Bench Memos

Law & the Courts

Little Sisters’ Reply Brief

On Wednesday, the Supreme Court will hear oral argument in the challenges brought by the Little Sisters of the Poor and other religious nonprofits against the Obama administration’s so-called “accommodation” to its Obamacare regulatory mandate on contraceptives (including those that might operate as abortifacients).

As I’ve explained before, I believe that straightforward application of the elements of the federal Religious Freedom Restoration Act ought to deliver a slam-dunk victory for the Little Sisters. But the same should have been true in Hobby Lobby, which somehow ended up being only 5-4.

Paul Clement and his team of lawyers from the Becket Fund for Religious Liberty and the Alliance Defending Freedom have written a devastating reply brief. (I’d very much expect that the reply brief of co-petitioners Bishop David A. Zubik and other Catholic entities is also excellent, but in the rush of events I haven’t had time yet to read it.)

Here’s the summary of argument from the Little Sisters’ reply brief (underlining added):

The government’s response brief is a study in misdirection and contradiction. Unable to answer petitioners’ substantial burden argument on its own terms, the government resorts to attacking a strawman, insisting that petitioners are stubbornly objecting to the very act of objecting. But not only have petitioners made abundantly clear that they do not object to objecting; the government ultimately concedes in the final two pages of its brief that its regulatory scheme demands—indeed, by its own telling, necessitates—far more from petitioners than mere notice of their objections (which it of course already has). The government itself thus reveals that it does not offer a simple “opt out.” Indeed, if all the government demanded were notice of an objection, then this litigation would suffice, and the government’s threat to impose massive penalties for failing to provide specific information would be inexplicable.

The government likewise fails to explain why it exempts—not “accommodates,” but truly exempts—some religious employers if compliance via the regulatory mechanism imposes no substantial burden. The government insists that it does so as a matter of administrative grace and “special solicitude” for churches, and that nothing in RFRA requires the exemption. Thus, in the government’s view, it could eliminate the exemption for churches tomorrow. That is astonishing enough, but it fails to grapple with the reality that by granting the exemption the government has already conceded that it does not have a compelling interest in demanding compliance from religious employers who are more likely to hire people who share their religious objections. But the government has no more compelling interest in demanding compliance from petitioners, who share the same statutory entitlement to hire people who share their own faith as the exempted employers.

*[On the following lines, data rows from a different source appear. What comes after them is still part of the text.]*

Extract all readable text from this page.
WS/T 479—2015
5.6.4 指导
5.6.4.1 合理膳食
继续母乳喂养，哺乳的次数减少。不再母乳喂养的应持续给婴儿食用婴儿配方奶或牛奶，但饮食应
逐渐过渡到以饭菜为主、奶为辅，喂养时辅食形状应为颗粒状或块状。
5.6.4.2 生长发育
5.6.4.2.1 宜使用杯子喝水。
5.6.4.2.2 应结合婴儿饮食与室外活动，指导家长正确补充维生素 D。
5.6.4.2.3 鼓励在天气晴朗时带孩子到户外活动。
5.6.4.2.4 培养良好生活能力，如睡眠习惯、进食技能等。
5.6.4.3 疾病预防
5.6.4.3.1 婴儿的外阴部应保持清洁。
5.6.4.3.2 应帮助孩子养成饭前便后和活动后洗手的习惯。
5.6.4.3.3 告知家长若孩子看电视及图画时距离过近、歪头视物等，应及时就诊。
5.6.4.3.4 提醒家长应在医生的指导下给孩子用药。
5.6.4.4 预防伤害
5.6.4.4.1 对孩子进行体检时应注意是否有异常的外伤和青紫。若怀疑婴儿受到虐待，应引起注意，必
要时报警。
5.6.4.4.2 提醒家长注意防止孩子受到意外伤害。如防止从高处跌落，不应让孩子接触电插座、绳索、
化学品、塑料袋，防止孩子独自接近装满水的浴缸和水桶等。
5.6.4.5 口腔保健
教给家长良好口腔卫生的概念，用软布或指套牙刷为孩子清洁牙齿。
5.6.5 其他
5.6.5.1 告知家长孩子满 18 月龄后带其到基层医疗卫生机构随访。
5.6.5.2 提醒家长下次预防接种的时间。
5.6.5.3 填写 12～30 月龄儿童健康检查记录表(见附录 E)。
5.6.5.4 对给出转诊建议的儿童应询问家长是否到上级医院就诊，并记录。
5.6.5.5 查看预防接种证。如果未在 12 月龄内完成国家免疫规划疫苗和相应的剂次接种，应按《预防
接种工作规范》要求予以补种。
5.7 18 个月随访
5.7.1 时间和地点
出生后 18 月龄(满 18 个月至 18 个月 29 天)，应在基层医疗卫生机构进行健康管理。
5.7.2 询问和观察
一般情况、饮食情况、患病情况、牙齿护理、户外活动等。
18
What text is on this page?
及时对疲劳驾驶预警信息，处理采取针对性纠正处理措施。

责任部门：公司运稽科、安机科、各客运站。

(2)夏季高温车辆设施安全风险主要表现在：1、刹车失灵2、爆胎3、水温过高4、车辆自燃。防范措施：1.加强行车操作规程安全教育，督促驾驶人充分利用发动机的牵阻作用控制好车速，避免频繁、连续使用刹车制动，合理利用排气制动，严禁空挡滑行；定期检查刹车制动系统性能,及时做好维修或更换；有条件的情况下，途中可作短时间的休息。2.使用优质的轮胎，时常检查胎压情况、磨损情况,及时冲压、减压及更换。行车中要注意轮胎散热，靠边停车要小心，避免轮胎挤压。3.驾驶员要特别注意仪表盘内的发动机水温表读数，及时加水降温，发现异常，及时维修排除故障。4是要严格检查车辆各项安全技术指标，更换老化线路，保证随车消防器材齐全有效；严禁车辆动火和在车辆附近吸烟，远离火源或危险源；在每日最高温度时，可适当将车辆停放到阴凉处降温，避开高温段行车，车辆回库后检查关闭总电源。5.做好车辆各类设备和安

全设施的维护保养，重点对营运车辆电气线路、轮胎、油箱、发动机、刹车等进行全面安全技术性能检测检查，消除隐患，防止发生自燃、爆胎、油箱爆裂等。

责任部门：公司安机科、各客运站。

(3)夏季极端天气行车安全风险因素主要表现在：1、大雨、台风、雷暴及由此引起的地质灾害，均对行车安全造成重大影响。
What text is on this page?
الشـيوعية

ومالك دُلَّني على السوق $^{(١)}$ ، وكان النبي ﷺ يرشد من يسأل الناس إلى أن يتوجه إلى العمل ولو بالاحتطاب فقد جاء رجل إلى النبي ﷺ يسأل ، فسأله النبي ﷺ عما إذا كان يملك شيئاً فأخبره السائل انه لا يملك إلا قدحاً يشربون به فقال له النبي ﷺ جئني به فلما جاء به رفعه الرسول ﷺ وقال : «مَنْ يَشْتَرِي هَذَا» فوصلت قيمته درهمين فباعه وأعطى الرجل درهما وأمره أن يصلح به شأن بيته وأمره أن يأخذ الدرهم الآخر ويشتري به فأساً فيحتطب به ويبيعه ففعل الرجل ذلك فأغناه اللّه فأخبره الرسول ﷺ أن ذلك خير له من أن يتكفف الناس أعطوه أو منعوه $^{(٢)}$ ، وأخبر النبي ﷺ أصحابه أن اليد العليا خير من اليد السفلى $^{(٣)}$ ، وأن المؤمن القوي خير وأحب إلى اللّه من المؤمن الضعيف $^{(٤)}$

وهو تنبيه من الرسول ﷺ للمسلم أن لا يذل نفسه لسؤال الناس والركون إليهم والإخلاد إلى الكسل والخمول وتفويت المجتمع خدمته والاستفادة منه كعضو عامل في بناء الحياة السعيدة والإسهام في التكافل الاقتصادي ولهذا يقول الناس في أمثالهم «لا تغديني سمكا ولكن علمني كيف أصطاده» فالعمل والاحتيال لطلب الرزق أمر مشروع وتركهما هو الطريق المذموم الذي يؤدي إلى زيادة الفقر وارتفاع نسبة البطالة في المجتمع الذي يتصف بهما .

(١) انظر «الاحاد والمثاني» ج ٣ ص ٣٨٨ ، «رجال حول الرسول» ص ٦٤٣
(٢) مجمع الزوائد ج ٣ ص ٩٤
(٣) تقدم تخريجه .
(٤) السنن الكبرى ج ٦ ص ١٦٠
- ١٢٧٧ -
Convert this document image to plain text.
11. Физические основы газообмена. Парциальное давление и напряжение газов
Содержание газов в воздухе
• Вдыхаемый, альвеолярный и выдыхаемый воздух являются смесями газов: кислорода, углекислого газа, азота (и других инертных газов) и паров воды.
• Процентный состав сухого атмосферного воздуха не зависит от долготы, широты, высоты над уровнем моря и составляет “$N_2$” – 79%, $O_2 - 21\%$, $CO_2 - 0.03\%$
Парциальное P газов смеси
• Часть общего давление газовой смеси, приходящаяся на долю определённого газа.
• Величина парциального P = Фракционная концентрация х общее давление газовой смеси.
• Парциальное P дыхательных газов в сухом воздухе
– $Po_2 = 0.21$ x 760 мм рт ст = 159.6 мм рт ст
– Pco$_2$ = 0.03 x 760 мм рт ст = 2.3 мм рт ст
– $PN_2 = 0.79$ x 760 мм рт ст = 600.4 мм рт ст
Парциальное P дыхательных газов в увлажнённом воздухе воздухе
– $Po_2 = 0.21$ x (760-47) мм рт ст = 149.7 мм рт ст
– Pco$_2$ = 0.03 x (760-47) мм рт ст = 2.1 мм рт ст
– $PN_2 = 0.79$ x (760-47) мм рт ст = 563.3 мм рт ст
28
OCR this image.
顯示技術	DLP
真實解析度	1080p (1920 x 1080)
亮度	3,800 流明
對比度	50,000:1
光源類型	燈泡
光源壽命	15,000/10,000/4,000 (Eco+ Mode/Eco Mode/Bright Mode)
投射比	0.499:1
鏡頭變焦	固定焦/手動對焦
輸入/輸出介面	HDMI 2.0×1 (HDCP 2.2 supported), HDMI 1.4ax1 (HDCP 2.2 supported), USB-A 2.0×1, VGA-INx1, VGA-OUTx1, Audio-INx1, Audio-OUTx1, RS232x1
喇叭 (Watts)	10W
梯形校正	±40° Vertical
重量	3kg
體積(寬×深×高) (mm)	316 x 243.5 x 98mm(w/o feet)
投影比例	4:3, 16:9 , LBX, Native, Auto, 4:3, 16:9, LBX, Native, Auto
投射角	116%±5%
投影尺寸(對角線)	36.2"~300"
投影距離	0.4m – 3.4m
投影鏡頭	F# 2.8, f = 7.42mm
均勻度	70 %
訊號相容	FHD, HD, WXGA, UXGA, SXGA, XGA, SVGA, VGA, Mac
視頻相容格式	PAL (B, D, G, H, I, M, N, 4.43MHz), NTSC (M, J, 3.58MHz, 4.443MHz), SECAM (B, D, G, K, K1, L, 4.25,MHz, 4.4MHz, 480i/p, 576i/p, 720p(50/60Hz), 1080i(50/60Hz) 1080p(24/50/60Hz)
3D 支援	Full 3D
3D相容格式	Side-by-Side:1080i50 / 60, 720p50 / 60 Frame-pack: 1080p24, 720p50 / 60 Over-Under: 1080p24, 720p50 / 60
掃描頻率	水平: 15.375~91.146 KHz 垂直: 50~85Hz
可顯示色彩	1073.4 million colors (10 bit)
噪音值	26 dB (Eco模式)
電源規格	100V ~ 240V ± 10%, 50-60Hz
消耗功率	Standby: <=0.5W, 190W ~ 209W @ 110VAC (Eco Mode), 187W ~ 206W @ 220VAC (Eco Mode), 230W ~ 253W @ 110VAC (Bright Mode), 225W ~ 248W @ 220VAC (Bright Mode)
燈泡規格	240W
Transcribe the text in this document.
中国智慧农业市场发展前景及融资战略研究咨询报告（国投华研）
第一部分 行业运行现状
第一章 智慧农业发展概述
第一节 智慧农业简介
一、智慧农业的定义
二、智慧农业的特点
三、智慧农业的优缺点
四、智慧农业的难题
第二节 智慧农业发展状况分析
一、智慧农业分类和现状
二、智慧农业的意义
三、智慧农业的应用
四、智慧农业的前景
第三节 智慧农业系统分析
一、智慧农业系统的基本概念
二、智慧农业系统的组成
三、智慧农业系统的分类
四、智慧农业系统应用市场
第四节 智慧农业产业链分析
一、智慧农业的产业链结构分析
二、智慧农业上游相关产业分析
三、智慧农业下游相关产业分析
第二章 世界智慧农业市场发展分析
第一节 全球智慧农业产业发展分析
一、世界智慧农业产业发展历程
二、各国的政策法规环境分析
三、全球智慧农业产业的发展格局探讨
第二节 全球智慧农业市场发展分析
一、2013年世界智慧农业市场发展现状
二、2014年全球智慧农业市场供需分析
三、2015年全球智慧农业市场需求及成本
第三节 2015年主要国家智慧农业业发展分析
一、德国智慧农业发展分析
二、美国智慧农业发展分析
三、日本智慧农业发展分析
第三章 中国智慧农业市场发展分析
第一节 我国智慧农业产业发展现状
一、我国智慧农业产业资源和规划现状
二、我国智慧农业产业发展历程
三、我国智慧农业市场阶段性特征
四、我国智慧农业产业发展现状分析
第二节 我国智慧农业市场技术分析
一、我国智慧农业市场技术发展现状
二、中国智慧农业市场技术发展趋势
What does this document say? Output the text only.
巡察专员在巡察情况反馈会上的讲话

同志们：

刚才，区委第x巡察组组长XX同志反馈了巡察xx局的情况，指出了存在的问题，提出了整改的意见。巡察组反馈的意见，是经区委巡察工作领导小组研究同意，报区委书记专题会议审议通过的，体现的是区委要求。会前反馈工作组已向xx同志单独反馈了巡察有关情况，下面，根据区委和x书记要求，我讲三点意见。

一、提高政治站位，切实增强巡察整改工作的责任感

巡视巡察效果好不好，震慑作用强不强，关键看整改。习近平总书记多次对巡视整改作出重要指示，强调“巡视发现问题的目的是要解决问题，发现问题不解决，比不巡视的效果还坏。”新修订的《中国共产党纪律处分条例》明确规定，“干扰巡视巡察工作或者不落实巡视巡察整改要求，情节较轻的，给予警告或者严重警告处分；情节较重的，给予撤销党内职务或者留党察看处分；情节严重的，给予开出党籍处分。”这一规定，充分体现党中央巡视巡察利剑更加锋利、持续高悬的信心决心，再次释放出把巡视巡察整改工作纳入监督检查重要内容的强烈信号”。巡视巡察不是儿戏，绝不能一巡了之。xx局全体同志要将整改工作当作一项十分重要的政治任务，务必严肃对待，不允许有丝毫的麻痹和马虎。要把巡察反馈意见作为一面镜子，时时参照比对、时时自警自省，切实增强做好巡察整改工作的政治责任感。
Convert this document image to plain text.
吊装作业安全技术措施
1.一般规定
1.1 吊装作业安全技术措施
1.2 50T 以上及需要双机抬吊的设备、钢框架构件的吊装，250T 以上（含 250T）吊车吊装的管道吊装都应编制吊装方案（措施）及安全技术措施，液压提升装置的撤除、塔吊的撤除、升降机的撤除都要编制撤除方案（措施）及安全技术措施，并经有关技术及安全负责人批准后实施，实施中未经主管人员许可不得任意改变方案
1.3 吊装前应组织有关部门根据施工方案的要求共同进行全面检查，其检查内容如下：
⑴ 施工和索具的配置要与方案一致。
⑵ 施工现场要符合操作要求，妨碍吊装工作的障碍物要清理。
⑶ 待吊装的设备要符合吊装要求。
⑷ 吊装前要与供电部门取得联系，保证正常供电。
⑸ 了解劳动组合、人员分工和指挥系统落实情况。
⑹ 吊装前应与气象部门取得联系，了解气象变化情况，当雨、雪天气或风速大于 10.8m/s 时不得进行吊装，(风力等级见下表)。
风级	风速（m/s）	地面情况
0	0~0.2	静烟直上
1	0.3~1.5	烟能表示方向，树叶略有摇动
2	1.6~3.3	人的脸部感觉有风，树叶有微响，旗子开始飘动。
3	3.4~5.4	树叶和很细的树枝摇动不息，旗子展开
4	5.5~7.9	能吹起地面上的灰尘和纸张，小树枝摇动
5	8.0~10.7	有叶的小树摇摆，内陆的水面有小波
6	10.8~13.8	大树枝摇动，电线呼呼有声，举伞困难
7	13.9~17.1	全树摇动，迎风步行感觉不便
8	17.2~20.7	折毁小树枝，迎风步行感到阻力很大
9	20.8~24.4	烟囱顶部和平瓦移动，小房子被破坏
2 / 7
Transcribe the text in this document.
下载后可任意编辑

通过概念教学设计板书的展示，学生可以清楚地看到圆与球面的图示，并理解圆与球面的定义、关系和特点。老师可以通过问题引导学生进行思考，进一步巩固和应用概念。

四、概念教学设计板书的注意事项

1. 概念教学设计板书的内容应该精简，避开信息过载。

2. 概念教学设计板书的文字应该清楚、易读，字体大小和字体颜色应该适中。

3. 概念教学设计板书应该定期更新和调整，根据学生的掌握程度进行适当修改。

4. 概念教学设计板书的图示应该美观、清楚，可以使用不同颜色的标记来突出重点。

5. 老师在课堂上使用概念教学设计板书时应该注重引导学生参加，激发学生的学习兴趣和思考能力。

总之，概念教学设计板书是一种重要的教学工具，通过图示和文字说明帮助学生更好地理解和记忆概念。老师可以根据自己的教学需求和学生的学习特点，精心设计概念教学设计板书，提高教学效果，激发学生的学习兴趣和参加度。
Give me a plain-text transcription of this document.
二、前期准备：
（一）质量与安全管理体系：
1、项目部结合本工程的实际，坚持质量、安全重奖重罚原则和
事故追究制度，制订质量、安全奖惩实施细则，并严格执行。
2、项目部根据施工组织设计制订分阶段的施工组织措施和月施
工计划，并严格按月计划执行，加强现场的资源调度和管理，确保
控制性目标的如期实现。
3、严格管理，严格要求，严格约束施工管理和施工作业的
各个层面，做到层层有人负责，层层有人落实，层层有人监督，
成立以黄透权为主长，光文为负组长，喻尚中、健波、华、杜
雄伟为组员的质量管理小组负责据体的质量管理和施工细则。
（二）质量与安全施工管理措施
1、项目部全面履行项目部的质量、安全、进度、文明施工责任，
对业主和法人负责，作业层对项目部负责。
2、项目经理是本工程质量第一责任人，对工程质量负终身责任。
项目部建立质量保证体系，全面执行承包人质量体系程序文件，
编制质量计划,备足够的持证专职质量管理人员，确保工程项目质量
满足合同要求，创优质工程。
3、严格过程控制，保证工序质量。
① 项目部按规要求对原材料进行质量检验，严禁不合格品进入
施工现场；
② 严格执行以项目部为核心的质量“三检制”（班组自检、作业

Nor can the government escape the reality that the mandate’s secular exemptions and the government’s own concessions regarding them doom its least-restrictive means defense. The government claims that asking whatever subset of petitioners’ employees who actually want contraceptive coverage to obtain it through an Exchange would “inflict tangible injury” that cannot be tolerated. But the government itself champions the Exchanges not a dozen pages earlier in its brief as one of several acceptable paths through which the tens of millions of employees whose employers are already exempt can obtain contraceptive coverage. The government simply cannot explain why what it deems sufficient for all the other individuals who lack access to an employer-sponsored plan with contraceptive coverage (whether because of the religious exemption, the grandfathered plans exemption, or the small business exemption) is somehow too burdensome for petitioners’ employees.

In the end, then, this case does not require the Court to choose between the dignity of petitioners’ employees and the religious liberty of petitioners. Indeed, it does not even require the Court to decide whether Congress could impose the contraceptive mandate on all employers, or on all non-religious employers. Congress concluded in the ACA that it was not imperative to apply the preventive services mandate to all employers, even as it demanded immediate compliance with other mandates. And Congress concluded in RFRA that all those whose religious exercise is substantially burdened by the federal government—not just the lucky few favored by the executive—are entitled to an exemption when imposing that burden is not imperative. This Court need do nothing more in this case than honor those congressional judgments. Conscripting nuns, seminaries, and other religious nonprofits to facilitate access to something as obviously religiously sensitive as contraceptives and abortifacients substantially burdens their religious exercise, as even the government implicitly recognizes when it comes to churches. Doing so when Congress itself has concluded that universal compliance is unnecessary is a textbook violation of RFRA.